Galenika a.d.
- Native name: Галеника а.д.
- Company type: Joint-stock company
- Industry: Pharmaceuticals
- Founded: 30 April 1991; 35 years ago (Current form) 18 July 1945; 80 years ago (Founded)
- Headquarters: Batajnički drum bb, Zemun, Serbia
- Key people: Ricardo Vian Marques (General director)
- Products: Generic drugs, over-the-counter drugs, medical devices
- Revenue: €83.56 million (2022)
- Net income: ▲€13.88 million (2022)
- Total assets: ▲€119.16 million (2022)
- Total equity: ▲€91.02 million (2022)
- Owner: EMS (100%)
- Number of employees: 746 (2022)
- Subsidiaries: Galing d.o.o. Galenika Banja Luka d.o.o. Galenika Crna Gora d.o.o. Galenika Klirit d.o.o.
- Website: www.galenika.rs

= Galenika a.d. =

Serbian pharmaceutical company

Galenika a.d. (Галеника а.д.) is a Serbian pharmaceutical company with headquarters in Zemun, Belgrade.

==History==
Founded on 18 July 1945, Galenika was a major pharmaceutical drug-maker in the Balkans with exports to Europe, Africa and Asia. During its golden times, it was the greatest Yugoslav pharmaceutical company which controlled over 65% of SFR Yugoslavia market share.

In 1991, the company was bought by American ICN Pharmaceuticals, led by Serbian American businessman Milan Panić. Even during the 1990s Yugoslav Wars and massive debts of FR Yugoslavia toward the company, it kept operating positive. In 1999, by political decision of Slobodan Milošević's regime, the FR Yugoslavia took over the majority stake of the company. Following the overthrow of Slobodan Milošević in October 2000, the company returned on track and each year had tens of million euros of positive net income. As of 2006, Galenika remained a leader in research and development as the only pharmaceutical company in Serbia with an institute registered with the Ministry of Science and Environmental Protection.

However, from 2008 to 2010, Galenika rapidly accumulated debt to the point where it owed 130 million euros. Once controlling a majority market share in Serbia and former Yugoslavia, during the 2010s it became indebted company. By the 2010s, most of the Serbian formerly domestically controlled pharmaceutical market, has shifted in foreign hands.

Since 2013, the Government of Serbia has begun seeking a partner for Galenika through the privatization process. However, over the years several privatization auction processes have failed.

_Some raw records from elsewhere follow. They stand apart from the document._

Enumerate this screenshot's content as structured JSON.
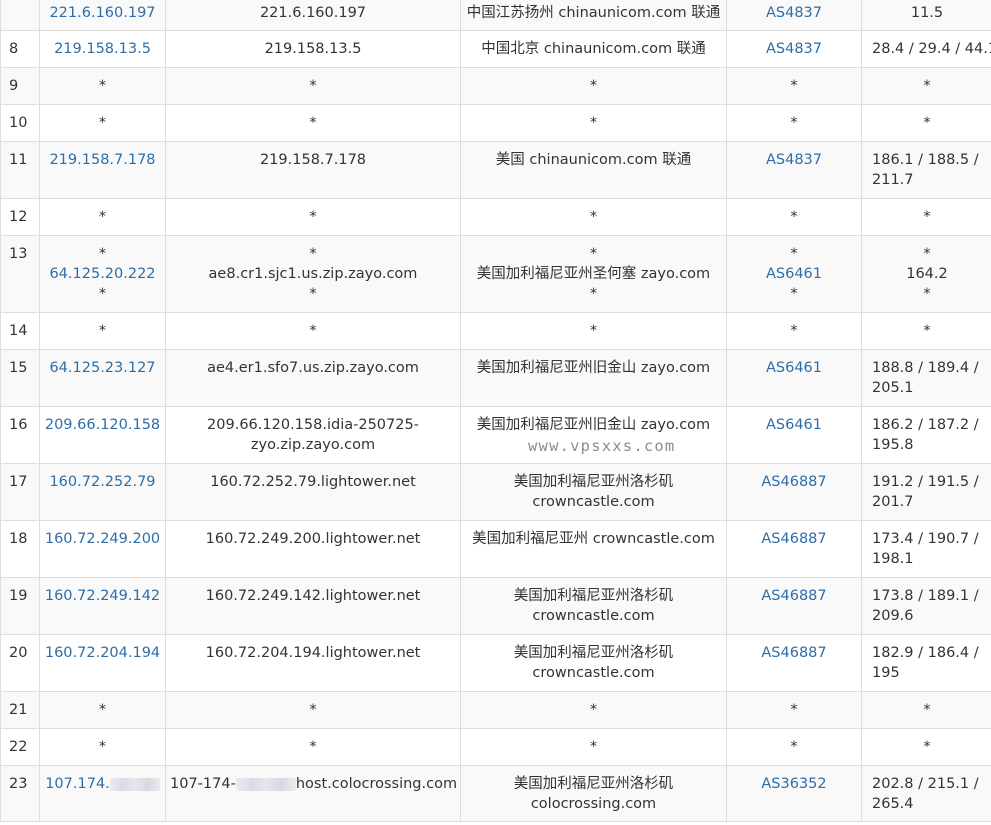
{
  "rows": [
    {
      "hop": "",
      "ip": "221.6.160.197",
      "host": [
        "221.6.160.197"
      ],
      "loc": [
        "中国江苏扬州 chinaunicom.com 联通"
      ],
      "asn": "AS4837",
      "time": [
        "11.5"
      ]
    },
    {
      "hop": "8",
      "ip": "219.158.13.5",
      "host": [
        "219.158.13.5"
      ],
      "loc": [
        "中国北京 chinaunicom.com 联通"
      ],
      "asn": "AS4837",
      "time": [
        "28.4 / 29.4 / 44.1"
      ]
    },
    {
      "hop": "9",
      "ip": "*",
      "host": [
        "*"
      ],
      "loc": [
        "*"
      ],
      "asn": "*",
      "time": [
        "*"
      ]
    },
    {
      "hop": "10",
      "ip": "*",
      "host": [
        "*"
      ],
      "loc": [
        "*"
      ],
      "asn": "*",
      "time": [
        "*"
      ]
    },
    {
      "hop": "11",
      "ip": "219.158.7.178",
      "host": [
        "219.158.7.178"
      ],
      "loc": [
        "美国 chinaunicom.com 联通"
      ],
      "asn": "AS4837",
      "time": [
        "186.1 / 188.5 /",
        "211.7"
      ]
    },
    {
      "hop": "12",
      "ip": "*",
      "host": [
        "*"
      ],
      "loc": [
        "*"
      ],
      "asn": "*",
      "time": [
        "*"
      ]
    },
    {
      "hop": "13",
      "ip_lines": [
        "*",
        "64.125.20.222",
        "*"
      ],
      "host": [
        "*",
        "ae8.cr1.sjc1.us.zip.zayo.com",
        "*"
      ],
      "loc": [
        "*",
        "美国加利福尼亚州圣何塞 zayo.com",
        "*"
      ],
      "asn_lines": [
        "*",
        "AS6461",
        "*"
      ],
      "time": [
        "*",
        "164.2",
        "*"
      ]
    },
    {
      "hop": "14",
      "ip": "*",
      "host": [
        "*"
      ],
      "loc": [
        "*"
      ],
      "asn": "*",
      "time": [
        "*"
      ]
    },
    {
      "hop": "15",
      "ip": "64.125.23.127",
      "host": [
        "ae4.er1.sfo7.us.zip.zayo.com"
      ],
      "loc": [
        "美国加利福尼亚州旧金山 zayo.com"
      ],
      "asn": "AS6461",
      "time": [
        "188.8 / 189.4 /",
        "205.1"
      ]
    },
    {
      "hop": "16",
      "ip": "209.66.120.158",
      "host": [
        "209.66.120.158.idia-250725-",
        "zyo.zip.zayo.com"
      ],
      "loc": [
        "美国加利福尼亚州旧金山 zayo.com"
      ],
      "asn": "AS6461",
      "time": [
        "186.2 / 187.2 /",
        "195.8"
      ]
    },
    {
      "hop": "17",
      "ip": "160.72.252.79",
      "host": [
        "160.72.252.79.lightower.net"
      ],
      "loc": [
        "美国加利福尼亚州洛杉矶",
        "crowncastle.com"
      ],
      "asn": "AS46887",
      "time": [
        "191.2 / 191.5 /",
        "201.7"
      ]
    },
    {
      "hop": "18",
      "ip": "160.72.249.200",
      "host": [
        "160.72.249.200.lightower.net"
      ],
      "loc": [
        "美国加利福尼亚州 crowncastle.com"
      ],
      "asn": "AS46887",
      "time": [
        "173.4 / 190.7 /",
        "198.1"
      ]
    },
    {
      "hop": "19",
      "ip": "160.72.249.142",
      "host": [
        "160.72.249.142.lightower.net"
      ],
      "loc": [
        "美国加利福尼亚州洛杉矶",
        "crowncastle.com"
      ],
      "asn": "AS46887",
      "time": [
        "173.8 / 189.1 /",
        "209.6"
      ]
    },
    {
      "hop": "20",
      "ip": "160.72.204.194",
      "host": [
        "160.72.204.194.lightower.net"
      ],
      "loc": [
        "美国加利福尼亚州洛杉矶",
        "crowncastle.com"
      ],
      "asn": "AS46887",
      "time": [
        "182.9 / 186.4 /",
        "195"
      ]
    },
    {
      "hop": "21",
      "ip": "*",
      "host": [
        "*"
      ],
      "loc": [
        "*"
      ],
      "asn": "*",
      "time": [
        "*"
      ]
    },
    {
      "hop": "22",
      "ip": "*",
      "host": [
        "*"
      ],
      "loc": [
        "*"
      ],
      "asn": "*",
      "time": [
        "*"
      ]
    },
    {
      "hop": "23",
      "ip": "107.174.",
      "ip_blur": true,
      "host_a": "107-174-",
      "host_b": "host.colocrossing.com",
      "host_blur": true,
      "loc": [
        "美国加利福尼亚州洛杉矶",
        "colocrossing.com"
      ],
      "asn": "AS36352",
      "time": [
        "202.8 / 215.1 /",
        "265.4"
      ]
    }
  ],
  "watermark": "www.vpsxxs.com",
  "colors": {
    "link": "#2d6ea8",
    "border": "#dddddd",
    "stripe": "#f9f9f9",
    "text": "#333333"
  }
}
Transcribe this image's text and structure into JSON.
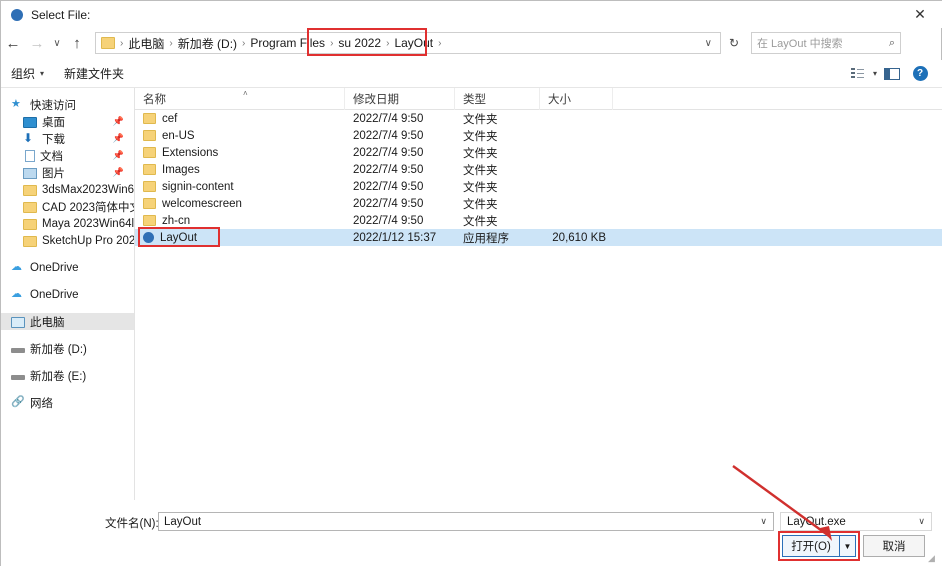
{
  "window": {
    "title": "Select File:",
    "title_icon": "app-circle-icon",
    "close_label": "✕"
  },
  "nav": {
    "back_icon": "←",
    "forward_icon": "→",
    "recent_icon": "∨",
    "up_icon": "↑",
    "refresh_icon": "↻",
    "dropdown_icon": "∨",
    "breadcrumb": [
      {
        "label": "此电脑"
      },
      {
        "label": "新加卷 (D:)"
      },
      {
        "label": "Program Files"
      },
      {
        "label": "su 2022"
      },
      {
        "label": "LayOut"
      }
    ],
    "separator": "›"
  },
  "search": {
    "placeholder": "在 LayOut 中搜索",
    "icon": "⌕"
  },
  "toolbar": {
    "organize_label": "组织",
    "new_folder_label": "新建文件夹",
    "caret": "▾",
    "view_caret": "▾",
    "help_label": "?"
  },
  "sidebar": {
    "items": [
      {
        "label": "快速访问",
        "icon": "star-icon",
        "indent": false,
        "pinned": false,
        "selected": false
      },
      {
        "label": "桌面",
        "icon": "desktop-icon",
        "indent": true,
        "pinned": true,
        "selected": false
      },
      {
        "label": "下载",
        "icon": "download-icon",
        "indent": true,
        "pinned": true,
        "selected": false
      },
      {
        "label": "文档",
        "icon": "document-icon",
        "indent": true,
        "pinned": true,
        "selected": false
      },
      {
        "label": "图片",
        "icon": "pictures-icon",
        "indent": true,
        "pinned": true,
        "selected": false
      },
      {
        "label": "3dsMax2023Win6",
        "icon": "folder-icon",
        "indent": true,
        "pinned": false,
        "selected": false
      },
      {
        "label": "CAD 2023简体中文",
        "icon": "folder-icon",
        "indent": true,
        "pinned": false,
        "selected": false
      },
      {
        "label": "Maya 2023Win64l",
        "icon": "folder-icon",
        "indent": true,
        "pinned": false,
        "selected": false
      },
      {
        "label": "SketchUp Pro 202",
        "icon": "folder-icon",
        "indent": true,
        "pinned": false,
        "selected": false
      },
      {
        "label": "OneDrive",
        "icon": "cloud-icon",
        "indent": false,
        "pinned": false,
        "selected": false
      },
      {
        "label": "OneDrive",
        "icon": "cloud-icon",
        "indent": false,
        "pinned": false,
        "selected": false
      },
      {
        "label": "此电脑",
        "icon": "this-pc-icon",
        "indent": false,
        "pinned": false,
        "selected": true
      },
      {
        "label": "新加卷 (D:)",
        "icon": "drive-icon",
        "indent": false,
        "pinned": false,
        "selected": false
      },
      {
        "label": "新加卷 (E:)",
        "icon": "drive-icon",
        "indent": false,
        "pinned": false,
        "selected": false
      },
      {
        "label": "网络",
        "icon": "network-icon",
        "indent": false,
        "pinned": false,
        "selected": false
      }
    ]
  },
  "filelist": {
    "columns": {
      "name": "名称",
      "date": "修改日期",
      "type": "类型",
      "size": "大小"
    },
    "sort_caret": "˄",
    "rows": [
      {
        "name": "cef",
        "date": "2022/7/4 9:50",
        "type": "文件夹",
        "size": "",
        "icon": "folder-icon",
        "selected": false
      },
      {
        "name": "en-US",
        "date": "2022/7/4 9:50",
        "type": "文件夹",
        "size": "",
        "icon": "folder-icon",
        "selected": false
      },
      {
        "name": "Extensions",
        "date": "2022/7/4 9:50",
        "type": "文件夹",
        "size": "",
        "icon": "folder-icon",
        "selected": false
      },
      {
        "name": "Images",
        "date": "2022/7/4 9:50",
        "type": "文件夹",
        "size": "",
        "icon": "folder-icon",
        "selected": false
      },
      {
        "name": "signin-content",
        "date": "2022/7/4 9:50",
        "type": "文件夹",
        "size": "",
        "icon": "folder-icon",
        "selected": false
      },
      {
        "name": "welcomescreen",
        "date": "2022/7/4 9:50",
        "type": "文件夹",
        "size": "",
        "icon": "folder-icon",
        "selected": false
      },
      {
        "name": "zh-cn",
        "date": "2022/7/4 9:50",
        "type": "文件夹",
        "size": "",
        "icon": "folder-icon",
        "selected": false
      },
      {
        "name": "LayOut",
        "date": "2022/1/12 15:37",
        "type": "应用程序",
        "size": "20,610 KB",
        "icon": "app-circle-icon",
        "selected": true
      }
    ]
  },
  "footer": {
    "filename_label": "文件名(N):",
    "filename_value": "LayOut",
    "filter_value": "LayOut.exe",
    "open_label": "打开(O)",
    "open_arrow": "▼",
    "cancel_label": "取消",
    "combo_caret": "∨"
  },
  "annotations": {
    "accent_color": "#e03030",
    "breadcrumb_box": "su 2022 › LayOut ›",
    "row_box": "LayOut",
    "open_box": "打开(O)"
  }
}
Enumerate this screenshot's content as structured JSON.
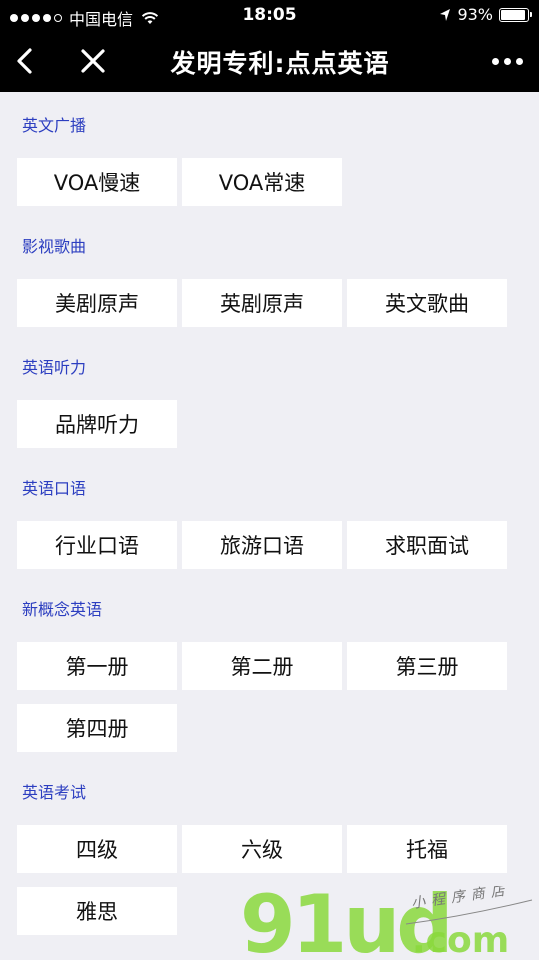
{
  "status_bar": {
    "carrier": "中国电信",
    "time": "18:05",
    "battery_text": "93%",
    "battery_level": 0.93
  },
  "nav": {
    "title": "发明专利:点点英语"
  },
  "sections": [
    {
      "title": "英文广播",
      "items": [
        "VOA慢速",
        "VOA常速"
      ]
    },
    {
      "title": "影视歌曲",
      "items": [
        "美剧原声",
        "英剧原声",
        "英文歌曲"
      ]
    },
    {
      "title": "英语听力",
      "items": [
        "品牌听力"
      ]
    },
    {
      "title": "英语口语",
      "items": [
        "行业口语",
        "旅游口语",
        "求职面试"
      ]
    },
    {
      "title": "新概念英语",
      "items": [
        "第一册",
        "第二册",
        "第三册",
        "第四册"
      ]
    },
    {
      "title": "英语考试",
      "items": [
        "四级",
        "六级",
        "托福",
        "雅思"
      ]
    }
  ],
  "watermark": {
    "brand": "91ud",
    "domain": ".com",
    "tagline": "小程序商店"
  },
  "colors": {
    "section_title": "#2c3ec0",
    "background": "#efeff4",
    "bar": "#000000",
    "watermark_green": "#8ad83c"
  }
}
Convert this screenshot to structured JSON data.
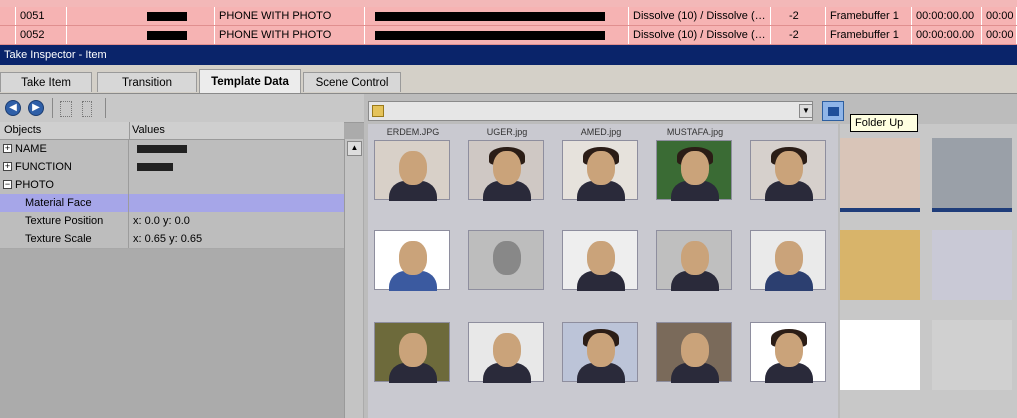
{
  "playlist": {
    "rows": [
      {
        "id": "0051",
        "type": "PHONE WITH PHOTO",
        "effect": "Dissolve (10) / Dissolve (…",
        "layer": "-2",
        "target": "Framebuffer 1",
        "time": "00:00:00.00",
        "time2": "00:00"
      },
      {
        "id": "0052",
        "type": "PHONE WITH PHOTO",
        "effect": "Dissolve (10) / Dissolve (…",
        "layer": "-2",
        "target": "Framebuffer 1",
        "time": "00:00:00.00",
        "time2": "00:00"
      }
    ]
  },
  "inspector": {
    "title": "Take Inspector - Item",
    "tabs": [
      "Take Item",
      "Transition",
      "Template Data",
      "Scene Control"
    ],
    "active_tab": "Template Data"
  },
  "grid": {
    "col_objects": "Objects",
    "col_values": "Values",
    "rows": [
      {
        "label": "NAME",
        "value": "",
        "expander": "+"
      },
      {
        "label": "FUNCTION",
        "value": "",
        "expander": "+"
      },
      {
        "label": "PHOTO",
        "value": "",
        "expander": "−"
      },
      {
        "label": "Material Face",
        "value": ""
      },
      {
        "label": "Texture Position",
        "value": "x: 0.0  y: 0.0"
      },
      {
        "label": "Texture Scale",
        "value": "x: 0.65  y: 0.65"
      }
    ]
  },
  "browser": {
    "path": "",
    "tooltip": "Folder Up",
    "top_labels": [
      "ERDEM.JPG",
      "UGER.jpg",
      "AMED.jpg",
      "MUSTAFA.jpg",
      ""
    ],
    "thumb_colors": [
      "#d8d0c8",
      "#cfc8c4",
      "#e6e2dc",
      "#3a6b34",
      "#d6d0cc",
      "#ffffff",
      "#bdbdbd",
      "#eeeeee",
      "#bfbfbf",
      "#eaeaea",
      "#6d6a3b",
      "#e8e8e8",
      "#bcc4d8",
      "#7a6a5a",
      "#ffffff"
    ]
  },
  "colors": {
    "row_bg": "#f6b3b3",
    "title_bar": "#0a246a",
    "selection": "#a6a6e8"
  }
}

In August 2017, the Government of Serbia converted company's debts to state into shares in ownership structure, worth 14.696 billion dinars (122.81 million euros). As of 2017, Galenika controlled around 10% of market share in Serbia. In November 2017, Luxembourg's investment fund Aelius (related to the Brazilian largest pharmaceutical company EMS) purchased 93.73% of the company's shares from the Government of Serbia for a total of 16 million euros.

==Logos==

Logo in use from 2002 to 2021

From 1945, Galenika has changed five different logos. The first logo of company was used from 1945 to 1992, the second logo from 1992 to 1998 (which has been marked as ICN Galenika), the third logo was used from 1998 to 2002, the fourth logo has been in use from 2002 to 2021, and the fifth and incumbent logo is in use since 2021.

==Fraud==
In October 2018, several high-ranking former officials of the company were sentenced before Belgrade's Special Court for the "fraud by abuse of position", in which they damaged the company for multimillion-euro bills.